Successful Airway Management Using Awake Videolaryngoscopy for a Rare Thyroid Cancer with Grade III Goitre and Intra-Tracheal Invasion

Affiliations
Case Reports

Successful Airway Management Using Awake Videolaryngoscopy for a Rare Thyroid Cancer with Grade III Goitre and Intra-Tracheal Invasion

Faisal Shamim et al. Turk J Anaesthesiol Reanim. 2020 Apr.

Abstract

In the present report, we described a case of anticipated difficult intubation in which the access to airway was limited due to external and internal factors. Our patient presented with a large goitre, shortness of breath and mild stridor. A clinical examination and investigations were performed. An intra-tracheal subglottic mass visible on a positron emission tomography scan was nearly occluding the lumen. The clinical diagnosis was thyroid cancer with intra-tracheal invasion.

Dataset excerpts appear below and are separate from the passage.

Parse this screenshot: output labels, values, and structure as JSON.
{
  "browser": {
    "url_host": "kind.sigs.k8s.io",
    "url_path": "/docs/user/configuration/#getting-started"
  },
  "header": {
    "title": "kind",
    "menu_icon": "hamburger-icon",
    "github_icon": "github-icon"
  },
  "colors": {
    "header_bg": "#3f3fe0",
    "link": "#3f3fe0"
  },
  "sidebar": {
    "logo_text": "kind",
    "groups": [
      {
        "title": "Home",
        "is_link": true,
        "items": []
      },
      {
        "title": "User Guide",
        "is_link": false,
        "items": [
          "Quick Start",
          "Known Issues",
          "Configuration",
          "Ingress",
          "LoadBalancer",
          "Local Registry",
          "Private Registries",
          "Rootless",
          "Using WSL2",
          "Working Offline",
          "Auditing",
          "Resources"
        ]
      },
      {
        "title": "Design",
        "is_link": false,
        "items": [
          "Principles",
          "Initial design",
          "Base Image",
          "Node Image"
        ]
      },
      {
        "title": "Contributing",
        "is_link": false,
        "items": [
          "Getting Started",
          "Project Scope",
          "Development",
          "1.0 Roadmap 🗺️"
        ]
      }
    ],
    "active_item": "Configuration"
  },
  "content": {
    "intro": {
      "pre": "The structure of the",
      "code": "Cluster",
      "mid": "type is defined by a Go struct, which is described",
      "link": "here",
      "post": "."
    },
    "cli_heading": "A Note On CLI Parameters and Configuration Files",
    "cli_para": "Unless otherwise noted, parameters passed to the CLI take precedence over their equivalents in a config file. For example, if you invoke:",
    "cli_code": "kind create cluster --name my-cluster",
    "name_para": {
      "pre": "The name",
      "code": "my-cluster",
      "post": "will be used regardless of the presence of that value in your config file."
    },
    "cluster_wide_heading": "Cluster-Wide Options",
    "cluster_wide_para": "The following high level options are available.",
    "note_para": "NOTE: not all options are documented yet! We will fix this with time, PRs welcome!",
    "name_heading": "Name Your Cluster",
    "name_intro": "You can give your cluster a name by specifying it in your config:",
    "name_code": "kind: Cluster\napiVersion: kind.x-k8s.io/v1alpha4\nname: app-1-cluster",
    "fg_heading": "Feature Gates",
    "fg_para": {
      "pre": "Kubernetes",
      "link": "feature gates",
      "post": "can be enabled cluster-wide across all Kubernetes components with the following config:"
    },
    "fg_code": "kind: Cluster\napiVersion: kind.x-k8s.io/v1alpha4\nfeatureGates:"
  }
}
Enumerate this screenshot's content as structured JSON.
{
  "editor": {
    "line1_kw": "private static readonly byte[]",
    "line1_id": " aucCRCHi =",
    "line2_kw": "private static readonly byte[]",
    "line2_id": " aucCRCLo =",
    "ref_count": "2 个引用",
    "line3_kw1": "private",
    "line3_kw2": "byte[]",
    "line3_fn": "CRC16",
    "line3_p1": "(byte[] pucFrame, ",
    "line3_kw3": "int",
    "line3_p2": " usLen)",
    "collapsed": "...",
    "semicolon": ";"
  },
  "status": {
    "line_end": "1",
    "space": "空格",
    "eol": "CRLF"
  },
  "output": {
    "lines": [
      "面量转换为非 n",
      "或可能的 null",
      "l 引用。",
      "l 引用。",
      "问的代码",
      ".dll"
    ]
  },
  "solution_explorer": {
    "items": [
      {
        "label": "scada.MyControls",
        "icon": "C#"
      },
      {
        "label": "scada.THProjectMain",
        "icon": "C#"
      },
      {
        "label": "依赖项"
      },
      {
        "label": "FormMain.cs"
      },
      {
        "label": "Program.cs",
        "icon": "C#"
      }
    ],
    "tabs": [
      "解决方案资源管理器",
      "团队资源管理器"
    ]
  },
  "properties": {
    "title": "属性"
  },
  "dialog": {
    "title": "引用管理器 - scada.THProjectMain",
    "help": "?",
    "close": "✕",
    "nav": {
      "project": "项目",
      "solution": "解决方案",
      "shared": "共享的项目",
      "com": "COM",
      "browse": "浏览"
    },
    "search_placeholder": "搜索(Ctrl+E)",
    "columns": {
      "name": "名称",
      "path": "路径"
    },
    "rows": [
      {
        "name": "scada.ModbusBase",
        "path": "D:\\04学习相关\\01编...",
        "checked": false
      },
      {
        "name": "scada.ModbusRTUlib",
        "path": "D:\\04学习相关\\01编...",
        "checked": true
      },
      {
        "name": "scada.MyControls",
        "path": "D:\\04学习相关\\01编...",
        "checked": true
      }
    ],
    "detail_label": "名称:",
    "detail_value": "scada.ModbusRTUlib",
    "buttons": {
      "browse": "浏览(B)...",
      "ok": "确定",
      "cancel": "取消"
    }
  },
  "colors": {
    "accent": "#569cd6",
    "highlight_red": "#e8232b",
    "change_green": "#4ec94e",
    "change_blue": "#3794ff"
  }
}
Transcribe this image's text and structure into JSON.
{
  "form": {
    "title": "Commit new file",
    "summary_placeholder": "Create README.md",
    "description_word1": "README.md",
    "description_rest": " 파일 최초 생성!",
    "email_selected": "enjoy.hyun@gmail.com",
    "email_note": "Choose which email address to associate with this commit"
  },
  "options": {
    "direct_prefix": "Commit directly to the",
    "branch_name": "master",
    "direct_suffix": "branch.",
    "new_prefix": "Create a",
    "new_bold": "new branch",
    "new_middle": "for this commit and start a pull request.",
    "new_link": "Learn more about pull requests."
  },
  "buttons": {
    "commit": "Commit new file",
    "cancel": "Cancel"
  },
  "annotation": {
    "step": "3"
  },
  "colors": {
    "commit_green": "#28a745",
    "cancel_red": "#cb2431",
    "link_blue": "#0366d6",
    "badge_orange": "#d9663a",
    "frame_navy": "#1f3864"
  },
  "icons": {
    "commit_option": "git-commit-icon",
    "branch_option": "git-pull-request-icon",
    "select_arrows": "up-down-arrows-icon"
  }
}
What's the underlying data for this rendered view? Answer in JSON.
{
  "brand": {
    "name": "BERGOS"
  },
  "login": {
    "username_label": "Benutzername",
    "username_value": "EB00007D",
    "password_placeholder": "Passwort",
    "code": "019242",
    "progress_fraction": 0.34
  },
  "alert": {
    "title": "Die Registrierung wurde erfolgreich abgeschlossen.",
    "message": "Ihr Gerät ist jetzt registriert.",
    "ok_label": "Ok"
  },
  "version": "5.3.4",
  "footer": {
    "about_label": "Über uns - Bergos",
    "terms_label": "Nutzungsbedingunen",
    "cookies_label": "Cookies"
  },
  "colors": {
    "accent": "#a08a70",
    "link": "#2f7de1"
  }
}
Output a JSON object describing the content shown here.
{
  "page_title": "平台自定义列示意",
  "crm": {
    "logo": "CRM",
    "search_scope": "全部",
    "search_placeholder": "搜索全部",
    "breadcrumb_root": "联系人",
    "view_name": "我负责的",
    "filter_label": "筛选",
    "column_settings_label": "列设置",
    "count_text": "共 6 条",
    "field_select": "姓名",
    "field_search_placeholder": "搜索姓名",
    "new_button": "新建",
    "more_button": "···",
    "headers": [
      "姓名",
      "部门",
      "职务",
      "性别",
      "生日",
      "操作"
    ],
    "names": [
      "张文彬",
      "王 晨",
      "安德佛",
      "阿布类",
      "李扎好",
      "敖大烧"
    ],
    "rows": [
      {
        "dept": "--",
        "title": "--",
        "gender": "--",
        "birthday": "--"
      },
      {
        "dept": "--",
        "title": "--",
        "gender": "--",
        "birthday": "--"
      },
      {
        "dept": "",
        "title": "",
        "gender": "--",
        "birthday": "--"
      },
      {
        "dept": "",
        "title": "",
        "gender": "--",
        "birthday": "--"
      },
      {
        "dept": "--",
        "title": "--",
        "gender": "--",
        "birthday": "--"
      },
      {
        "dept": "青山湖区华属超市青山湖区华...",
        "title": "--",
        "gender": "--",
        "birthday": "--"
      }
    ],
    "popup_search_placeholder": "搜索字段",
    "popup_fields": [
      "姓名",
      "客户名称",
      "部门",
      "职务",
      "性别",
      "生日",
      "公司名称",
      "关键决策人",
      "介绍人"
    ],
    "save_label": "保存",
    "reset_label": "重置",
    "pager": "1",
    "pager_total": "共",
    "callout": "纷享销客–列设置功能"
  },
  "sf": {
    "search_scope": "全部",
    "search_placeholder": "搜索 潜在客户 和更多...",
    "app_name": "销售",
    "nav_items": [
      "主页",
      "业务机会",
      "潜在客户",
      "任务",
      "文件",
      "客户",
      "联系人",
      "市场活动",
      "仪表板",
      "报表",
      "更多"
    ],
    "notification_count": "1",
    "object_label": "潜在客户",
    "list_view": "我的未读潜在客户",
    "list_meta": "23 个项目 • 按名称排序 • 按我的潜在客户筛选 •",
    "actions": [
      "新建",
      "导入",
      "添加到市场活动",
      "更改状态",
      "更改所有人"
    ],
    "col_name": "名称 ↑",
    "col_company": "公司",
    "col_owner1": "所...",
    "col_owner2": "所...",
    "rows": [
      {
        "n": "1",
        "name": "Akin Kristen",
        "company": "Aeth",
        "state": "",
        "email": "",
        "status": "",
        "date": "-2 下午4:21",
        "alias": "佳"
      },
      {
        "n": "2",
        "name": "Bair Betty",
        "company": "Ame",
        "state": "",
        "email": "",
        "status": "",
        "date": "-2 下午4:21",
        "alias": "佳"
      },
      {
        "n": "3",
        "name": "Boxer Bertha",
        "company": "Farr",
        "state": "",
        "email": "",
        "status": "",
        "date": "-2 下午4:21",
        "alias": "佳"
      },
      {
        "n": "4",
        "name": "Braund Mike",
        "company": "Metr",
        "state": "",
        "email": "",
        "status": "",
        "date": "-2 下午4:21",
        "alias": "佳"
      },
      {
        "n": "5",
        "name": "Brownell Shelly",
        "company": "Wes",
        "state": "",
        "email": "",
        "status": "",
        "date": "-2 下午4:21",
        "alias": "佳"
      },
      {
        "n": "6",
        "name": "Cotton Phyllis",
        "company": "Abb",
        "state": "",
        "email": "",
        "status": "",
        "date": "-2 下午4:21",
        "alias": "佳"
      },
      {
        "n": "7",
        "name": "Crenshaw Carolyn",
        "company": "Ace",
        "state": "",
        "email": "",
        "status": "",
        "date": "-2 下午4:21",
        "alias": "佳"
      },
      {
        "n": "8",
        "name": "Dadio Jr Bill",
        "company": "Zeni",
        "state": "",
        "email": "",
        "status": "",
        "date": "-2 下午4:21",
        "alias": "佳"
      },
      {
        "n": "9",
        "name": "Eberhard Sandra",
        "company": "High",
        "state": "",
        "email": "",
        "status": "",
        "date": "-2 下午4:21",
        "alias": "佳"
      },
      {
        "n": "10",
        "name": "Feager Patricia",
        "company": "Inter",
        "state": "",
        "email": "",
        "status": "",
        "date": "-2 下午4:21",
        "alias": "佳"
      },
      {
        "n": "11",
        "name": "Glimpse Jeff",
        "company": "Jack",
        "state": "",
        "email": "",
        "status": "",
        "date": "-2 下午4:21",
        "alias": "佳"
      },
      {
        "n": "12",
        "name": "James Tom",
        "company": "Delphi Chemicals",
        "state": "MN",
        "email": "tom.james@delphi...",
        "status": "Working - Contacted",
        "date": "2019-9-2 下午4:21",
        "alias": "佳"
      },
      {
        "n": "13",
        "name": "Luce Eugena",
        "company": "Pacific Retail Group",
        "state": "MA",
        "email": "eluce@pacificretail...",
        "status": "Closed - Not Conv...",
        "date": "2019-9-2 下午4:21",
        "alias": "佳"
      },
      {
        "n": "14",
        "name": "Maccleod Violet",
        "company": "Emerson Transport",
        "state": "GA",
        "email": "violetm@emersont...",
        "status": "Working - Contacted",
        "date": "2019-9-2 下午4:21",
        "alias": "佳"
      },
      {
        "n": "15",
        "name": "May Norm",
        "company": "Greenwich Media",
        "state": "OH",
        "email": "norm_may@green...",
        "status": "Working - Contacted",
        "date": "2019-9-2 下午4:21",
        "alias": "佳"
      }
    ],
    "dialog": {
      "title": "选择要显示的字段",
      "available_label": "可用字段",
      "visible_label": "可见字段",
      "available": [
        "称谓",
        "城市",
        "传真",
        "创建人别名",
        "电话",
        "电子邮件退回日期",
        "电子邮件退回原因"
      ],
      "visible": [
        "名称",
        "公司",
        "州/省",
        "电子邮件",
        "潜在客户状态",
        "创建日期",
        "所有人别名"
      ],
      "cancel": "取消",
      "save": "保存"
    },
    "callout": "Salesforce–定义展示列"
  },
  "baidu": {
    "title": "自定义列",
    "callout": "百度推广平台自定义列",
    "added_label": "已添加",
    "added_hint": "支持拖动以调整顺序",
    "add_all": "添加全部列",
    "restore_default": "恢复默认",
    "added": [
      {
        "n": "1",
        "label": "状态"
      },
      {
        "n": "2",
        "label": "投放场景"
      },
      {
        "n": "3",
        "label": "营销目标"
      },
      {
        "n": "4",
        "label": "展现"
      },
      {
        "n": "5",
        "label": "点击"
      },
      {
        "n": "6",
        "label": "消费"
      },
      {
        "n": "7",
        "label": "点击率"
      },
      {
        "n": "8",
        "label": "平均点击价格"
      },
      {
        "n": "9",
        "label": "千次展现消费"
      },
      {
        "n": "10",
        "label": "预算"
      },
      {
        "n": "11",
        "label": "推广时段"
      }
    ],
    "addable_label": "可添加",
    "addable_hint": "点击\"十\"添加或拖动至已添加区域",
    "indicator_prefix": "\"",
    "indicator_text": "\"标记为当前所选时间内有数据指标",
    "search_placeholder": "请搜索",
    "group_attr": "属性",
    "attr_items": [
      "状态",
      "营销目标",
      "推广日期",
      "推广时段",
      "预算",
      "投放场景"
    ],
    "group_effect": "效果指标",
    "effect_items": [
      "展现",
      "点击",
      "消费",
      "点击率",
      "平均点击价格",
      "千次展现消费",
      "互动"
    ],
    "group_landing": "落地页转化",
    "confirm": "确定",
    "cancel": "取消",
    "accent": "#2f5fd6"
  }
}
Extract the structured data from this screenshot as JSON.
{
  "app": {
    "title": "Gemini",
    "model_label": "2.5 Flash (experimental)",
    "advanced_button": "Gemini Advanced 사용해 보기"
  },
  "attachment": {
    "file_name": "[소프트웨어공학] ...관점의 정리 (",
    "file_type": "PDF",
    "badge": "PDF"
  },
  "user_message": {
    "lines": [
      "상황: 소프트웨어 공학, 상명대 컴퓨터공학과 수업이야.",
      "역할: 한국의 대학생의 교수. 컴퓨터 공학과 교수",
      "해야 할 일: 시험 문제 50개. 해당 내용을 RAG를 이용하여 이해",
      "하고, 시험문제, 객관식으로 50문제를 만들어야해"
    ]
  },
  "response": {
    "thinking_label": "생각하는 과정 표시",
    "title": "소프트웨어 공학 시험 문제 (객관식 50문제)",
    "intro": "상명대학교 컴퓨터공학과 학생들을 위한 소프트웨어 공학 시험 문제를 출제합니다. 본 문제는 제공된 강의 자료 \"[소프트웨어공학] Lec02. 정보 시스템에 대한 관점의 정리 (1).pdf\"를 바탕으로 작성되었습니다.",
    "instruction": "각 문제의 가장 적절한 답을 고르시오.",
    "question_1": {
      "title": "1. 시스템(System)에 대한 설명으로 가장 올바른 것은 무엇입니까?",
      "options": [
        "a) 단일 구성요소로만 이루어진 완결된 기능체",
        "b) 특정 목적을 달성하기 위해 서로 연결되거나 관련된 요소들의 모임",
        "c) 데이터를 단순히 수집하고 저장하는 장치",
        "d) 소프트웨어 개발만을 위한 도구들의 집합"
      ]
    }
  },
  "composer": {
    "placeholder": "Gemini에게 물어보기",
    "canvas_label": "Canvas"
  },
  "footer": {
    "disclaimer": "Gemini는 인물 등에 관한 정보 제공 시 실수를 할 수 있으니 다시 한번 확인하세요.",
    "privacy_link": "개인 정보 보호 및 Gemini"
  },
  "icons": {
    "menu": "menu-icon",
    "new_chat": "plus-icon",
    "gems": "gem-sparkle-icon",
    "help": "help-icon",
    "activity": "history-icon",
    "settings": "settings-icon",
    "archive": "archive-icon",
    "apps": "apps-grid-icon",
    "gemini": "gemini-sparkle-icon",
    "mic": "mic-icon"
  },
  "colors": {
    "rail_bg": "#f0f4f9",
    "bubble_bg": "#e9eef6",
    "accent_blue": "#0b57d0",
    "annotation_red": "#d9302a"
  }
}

For patients with a large thyroid cancer, airway management can be complicated, using both regional invasion and intrathoracic extension, due to the effect of the mass on the airway and major vessels. This approach has a great potential for leading to complete airway obstruction after the induction of general anaesthesia. Here, we aimed to discuss the meticulous planning and preparation for the intubation of a conscious patient using different procedures of airway management, especially when the fibreoptic intubation failed and awake videolaryngoscopy salvaged the situation.

Keywords: Airway; awake; goitre; thyroid cancer; videolaryngoscopy.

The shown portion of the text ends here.